If an organisation uses the UK-US data bridge to transfer personal data, they must ensure that high standards of data protection are maintained when data is transferred from the UK to certified US organisations. It’s important to note that the data bridge does not remove the obligations of UK companies under UK data protection legislation to ensure that data, and in particular, special category data is appropriately protected and that data subject rights are upheld. Appropriate technical and organisational measures must therefore still be implemented and maintained to adequately protect personal data.
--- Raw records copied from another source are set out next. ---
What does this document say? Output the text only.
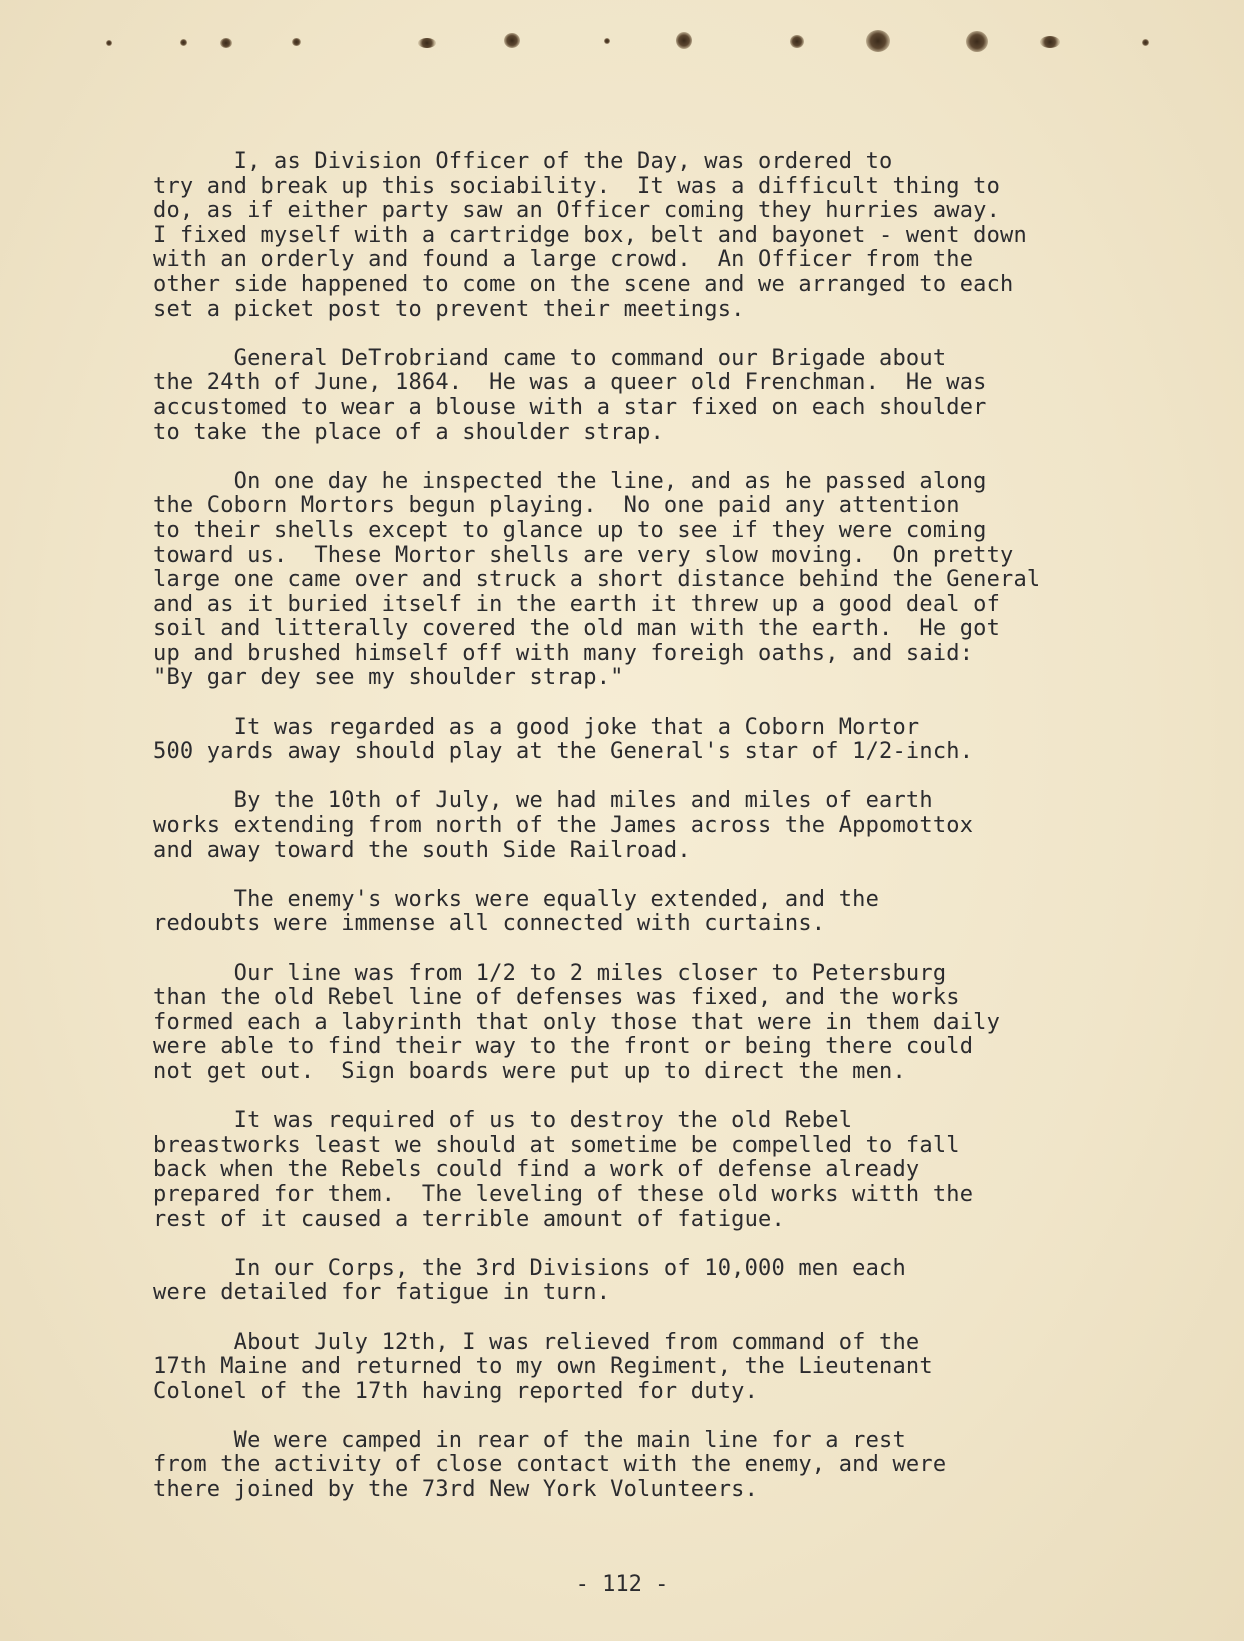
I, as Division Officer of the Day, was ordered to
try and break up this sociability.  It was a difficult thing to
do, as if either party saw an Officer coming they hurries away.
I fixed myself with a cartridge box, belt and bayonet - went down
with an orderly and found a large crowd.  An Officer from the
other side happened to come on the scene and we arranged to each
set a picket post to prevent their meetings.

General DeTrobriand came to command our Brigade about
the 24th of June, 1864.  He was a queer old Frenchman.  He was
accustomed to wear a blouse with a star fixed on each shoulder
to take the place of a shoulder strap.

On one day he inspected the line, and as he passed along
the Coborn Mortors begun playing.  No one paid any attention
to their shells except to glance up to see if they were coming
toward us.  These Mortor shells are very slow moving.  On pretty
large one came over and struck a short distance behind the General
and as it buried itself in the earth it threw up a good deal of
soil and litterally covered the old man with the earth.  He got
up and brushed himself off with many foreigh oaths, and said:
"By gar dey see my shoulder strap."

It was regarded as a good joke that a Coborn Mortor
500 yards away should play at the General's star of 1/2-inch.

By the 10th of July, we had miles and miles of earth
works extending from north of the James across the Appomottox
and away toward the south Side Railroad.

The enemy's works were equally extended, and the
redoubts were immense all connected with curtains.

Our line was from 1/2 to 2 miles closer to Petersburg
than the old Rebel line of defenses was fixed, and the works
formed each a labyrinth that only those that were in them daily
were able to find their way to the front or being there could
not get out.  Sign boards were put up to direct the men.

It was required of us to destroy the old Rebel
breastworks least we should at sometime be compelled to fall
back when the Rebels could find a work of defense already
prepared for them.  The leveling of these old works witth the
rest of it caused a terrible amount of fatigue.

In our Corps, the 3rd Divisions of 10,000 men each
were detailed for fatigue in turn.

About July 12th, I was relieved from command of the
17th Maine and returned to my own Regiment, the Lieutenant
Colonel of the 17th having reported for duty.

We were camped in rear of the main line for a rest
from the activity of close contact with the enemy, and were
there joined by the 73rd New York Volunteers.

- 112 -
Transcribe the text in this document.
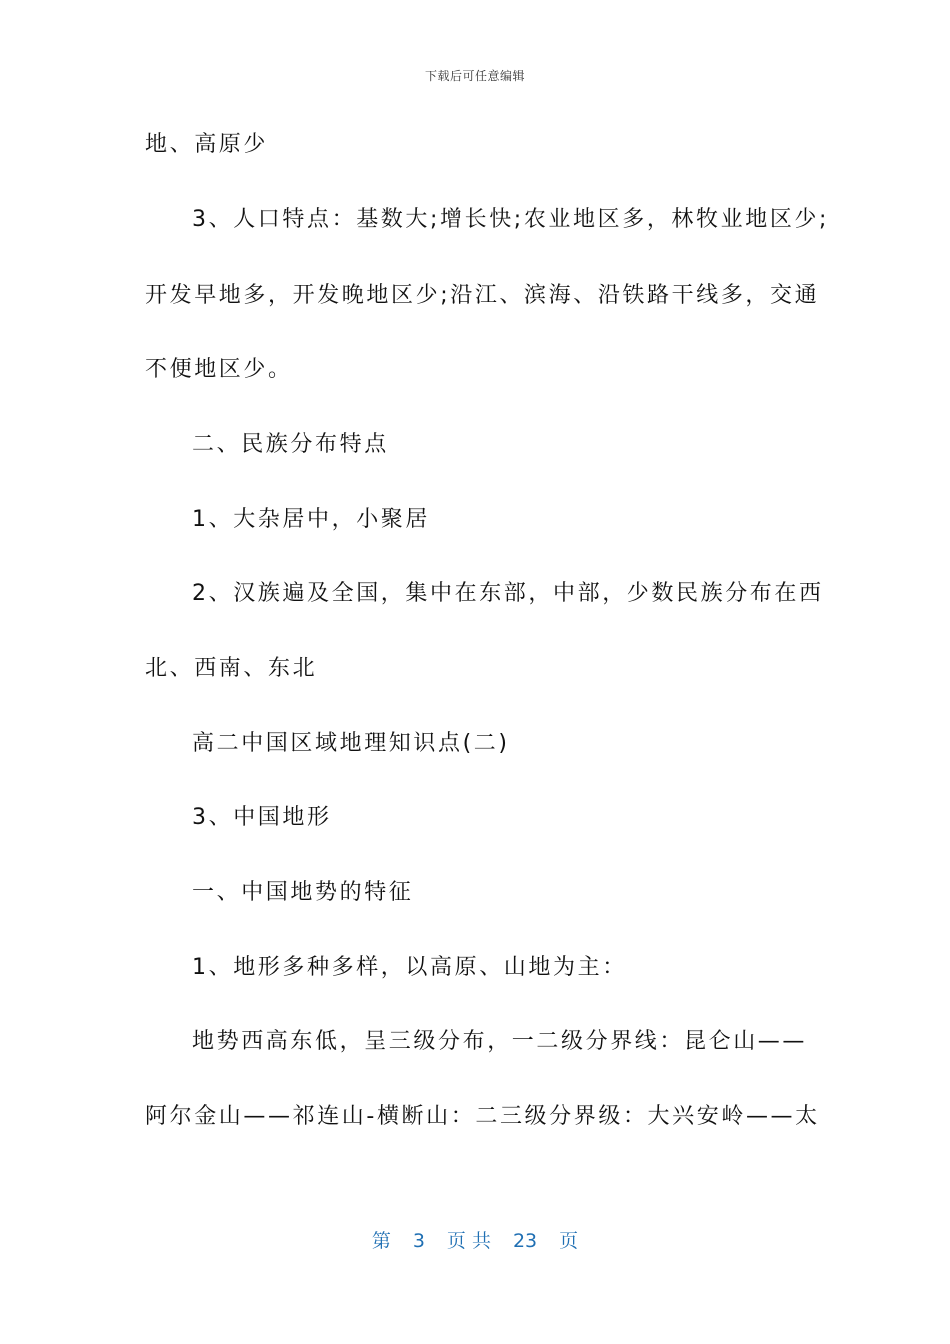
下载后可任意编辑
地、高原少
3、人口特点：基数大;增长快;农业地区多，林牧业地区少;
开发早地多，开发晚地区少;沿江、滨海、沿铁路干线多，交通
不便地区少。
二、民族分布特点
1、大杂居中，小聚居
2、汉族遍及全国，集中在东部，中部，少数民族分布在西
北、西南、东北
高二中国区域地理知识点(二)
3、中国地形
一、中国地势的特征
1、地形多种多样，以高原、山地为主：
地势西高东低，呈三级分布，一二级分界线：昆仑山——
阿尔金山——祁连山-横断山：二三级分界级：大兴安岭——太
第 3 页 共 23 页
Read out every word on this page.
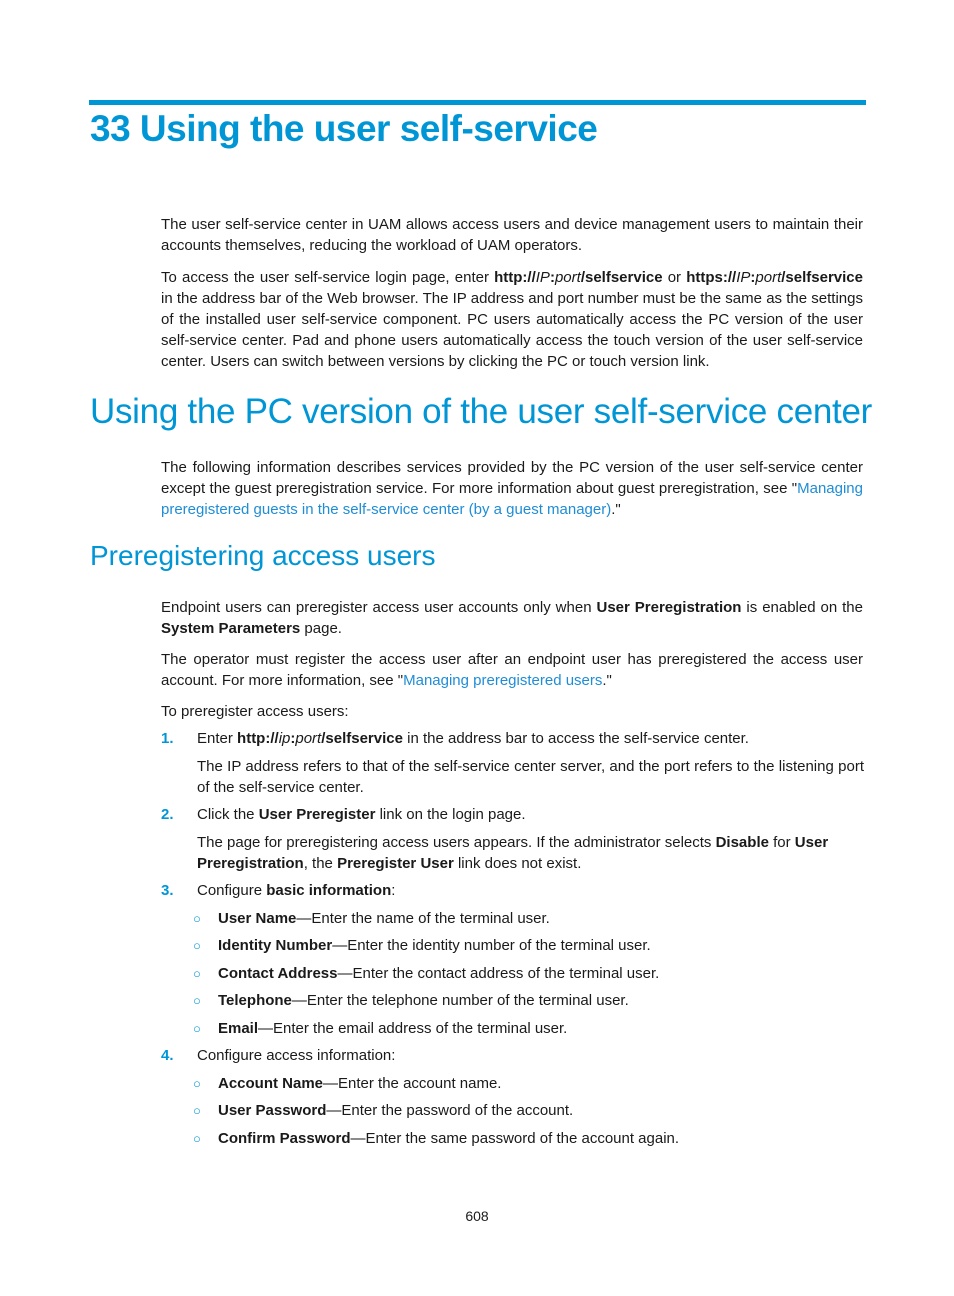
33 Using the user self-service

The user self-service center in UAM allows access users and device management users to maintain their accounts themselves, reducing the workload of UAM operators.

To access the user self-service login page, enter http://IP:port/selfservice or https://IP:port/selfservice in the address bar of the Web browser. The IP address and port number must be the same as the settings of the installed user self-service component. PC users automatically access the PC version of the user self-service center. Pad and phone users automatically access the touch version of the user self-service center. Users can switch between versions by clicking the PC or touch version link.

Using the PC version of the user self-service center

The following information describes services provided by the PC version of the user self-service center except the guest preregistration service. For more information about guest preregistration, see "Managing preregistered guests in the self-service center (by a guest manager)."

Preregistering access users

Endpoint users can preregister access user accounts only when User Preregistration is enabled on the System Parameters page.

The operator must register the access user after an endpoint user has preregistered the access user account. For more information, see "Managing preregistered users."

To preregister access users:

1. Enter http://ip:port/selfservice in the address bar to access the self-service center.

The IP address refers to that of the self-service center server, and the port refers to the listening port of the self-service center.

2. Click the User Preregister link on the login page.

The page for preregistering access users appears. If the administrator selects Disable for User Preregistration, the Preregister User link does not exist.

3. Configure basic information:

○ User Name—Enter the name of the terminal user.

○ Identity Number—Enter the identity number of the terminal user.

○ Contact Address—Enter the contact address of the terminal user.

○ Telephone—Enter the telephone number of the terminal user.

○ Email—Enter the email address of the terminal user.

4. Configure access information:

○ Account Name—Enter the account name.

○ User Password—Enter the password of the account.

○ Confirm Password—Enter the same password of the account again.

608
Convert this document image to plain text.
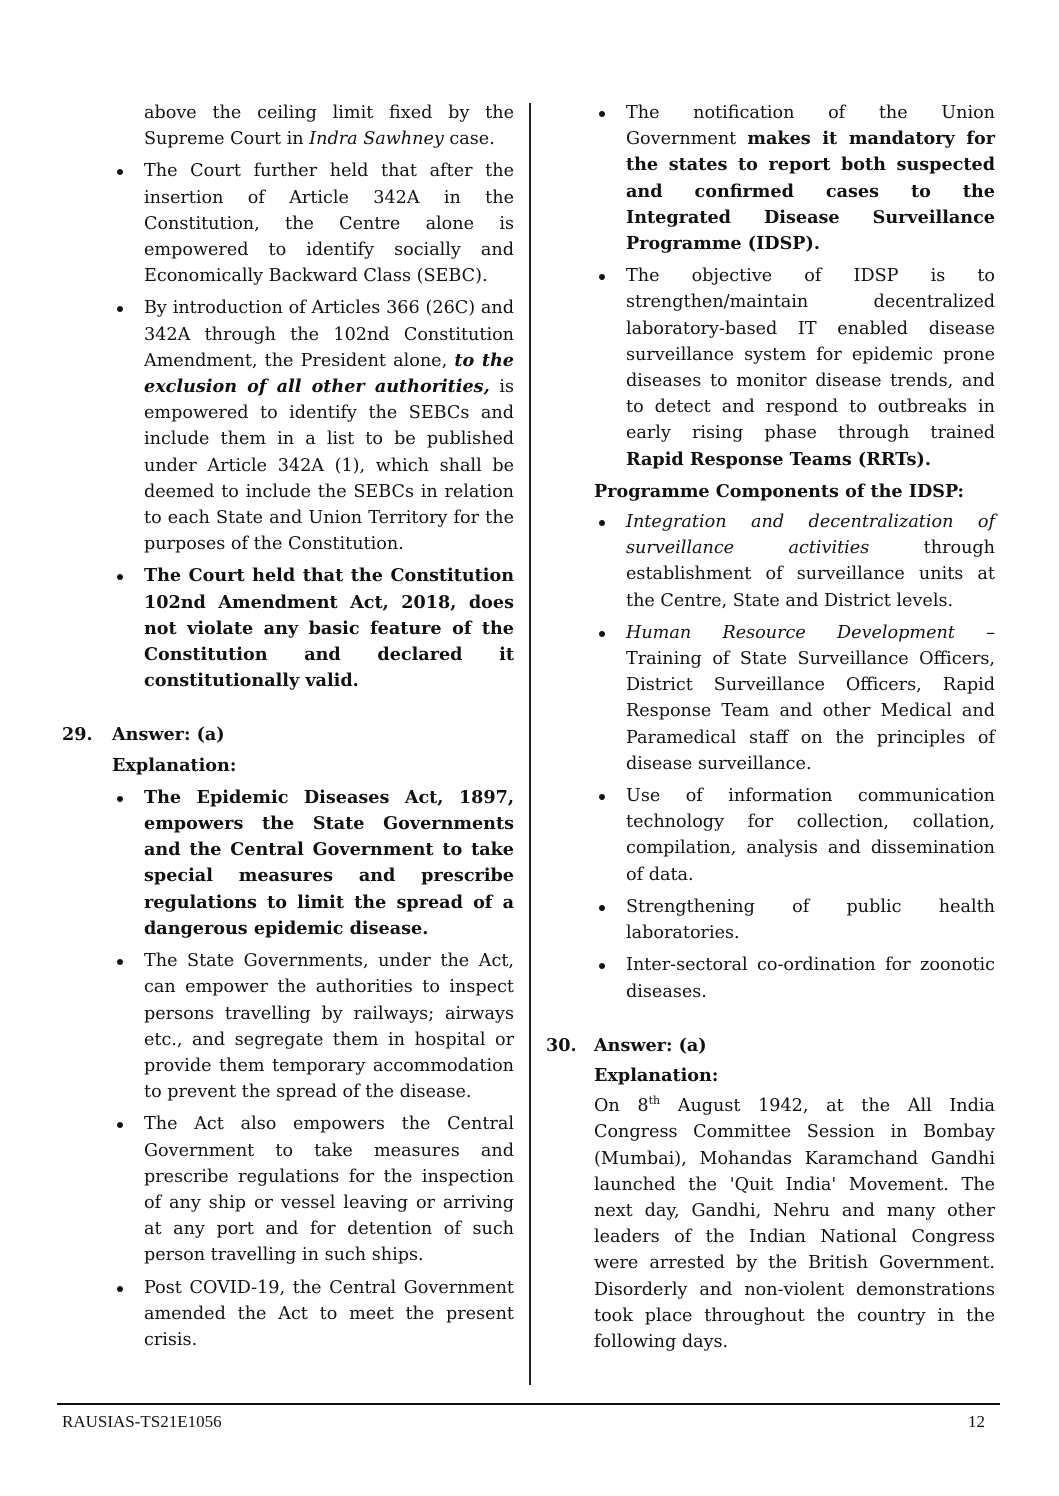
above the ceiling limit fixed by the Supreme Court in Indra Sawhney case.

The Court further held that after the insertion of Article 342A in the Constitution, the Centre alone is empowered to identify socially and Economically Backward Class (SEBC).
By introduction of Articles 366 (26C) and 342A through the 102nd Constitution Amendment, the President alone, to the exclusion of all other authorities, is empowered to identify the SEBCs and include them in a list to be published under Article 342A (1), which shall be deemed to include the SEBCs in relation to each State and Union Territory for the purposes of the Constitution.
The Court held that the Constitution 102nd Amendment Act, 2018, does not violate any basic feature of the Constitution and declared it constitutionally valid.
29. Answer: (a)
Explanation:
The Epidemic Diseases Act, 1897, empowers the State Governments and the Central Government to take special measures and prescribe regulations to limit the spread of a dangerous epidemic disease.
The State Governments, under the Act, can empower the authorities to inspect persons travelling by railways; airways etc., and segregate them in hospital or provide them temporary accommodation to prevent the spread of the disease.
The Act also empowers the Central Government to take measures and prescribe regulations for the inspection of any ship or vessel leaving or arriving at any port and for detention of such person travelling in such ships.
Post COVID-19, the Central Government amended the Act to meet the present crisis.
The notification of the Union Government makes it mandatory for the states to report both suspected and confirmed cases to the Integrated Disease Surveillance Programme (IDSP).
The objective of IDSP is to strengthen/maintain decentralized laboratory-based IT enabled disease surveillance system for epidemic prone diseases to monitor disease trends, and to detect and respond to outbreaks in early rising phase through trained Rapid Response Teams (RRTs).
Programme Components of the IDSP:
Integration and decentralization of surveillance activities through establishment of surveillance units at the Centre, State and District levels.
Human Resource Development – Training of State Surveillance Officers, District Surveillance Officers, Rapid Response Team and other Medical and Paramedical staff on the principles of disease surveillance.
Use of information communication technology for collection, collation, compilation, analysis and dissemination of data.
Strengthening of public health laboratories.
Inter-sectoral co-ordination for zoonotic diseases.
30. Answer: (a)
Explanation:

On 8th August 1942, at the All India Congress Committee Session in Bombay (Mumbai), Mohandas Karamchand Gandhi launched the 'Quit India' Movement. The next day, Gandhi, Nehru and many other leaders of the Indian National Congress were arrested by the British Government. Disorderly and non-violent demonstrations took place throughout the country in the following days.

RAUSIAS-TS21E1056	12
Cyber Essentials, Cyber Essentials Plus and ISO27001 are all established information security frameworks with associated certifications that organisations can implement and adhere to to support the use of appropriate technical and organisational measures.
As with previous mechanisms to facilitate the transfers of personal data to the US, there is the likelihood that Schrems (or others) may object to the use of both the EU-US DPF and the UK-US Data Bridge. The UK Government is however confident that the bridge will be an appropriate and reliable safeguard that has addressed the concerns raised by the 2020 Schrems II Judgement.
It remains to be seen if either the UK-US Data Bridge or the EU-US DPF will stand the test of time. There is an ongoing debate that the EU-US DPF and the UK Extension, do not provide adequate protection to data subject’s personal data. In particular, there are still concerns about the effectiveness of the limitations placed on US national security organisations and whether these are sufficient to protect data subject’s rights under UK and EU data protection legislation.
Only time will tell if Schrems, through his organisation ‘noyb,’ will file further legal action(s) to challenge the validity of either the EU-US DPF or the UK-US Data Bridge. For now, however, organisations once again have some clarity and simplicity when it comes to data sharing with the US.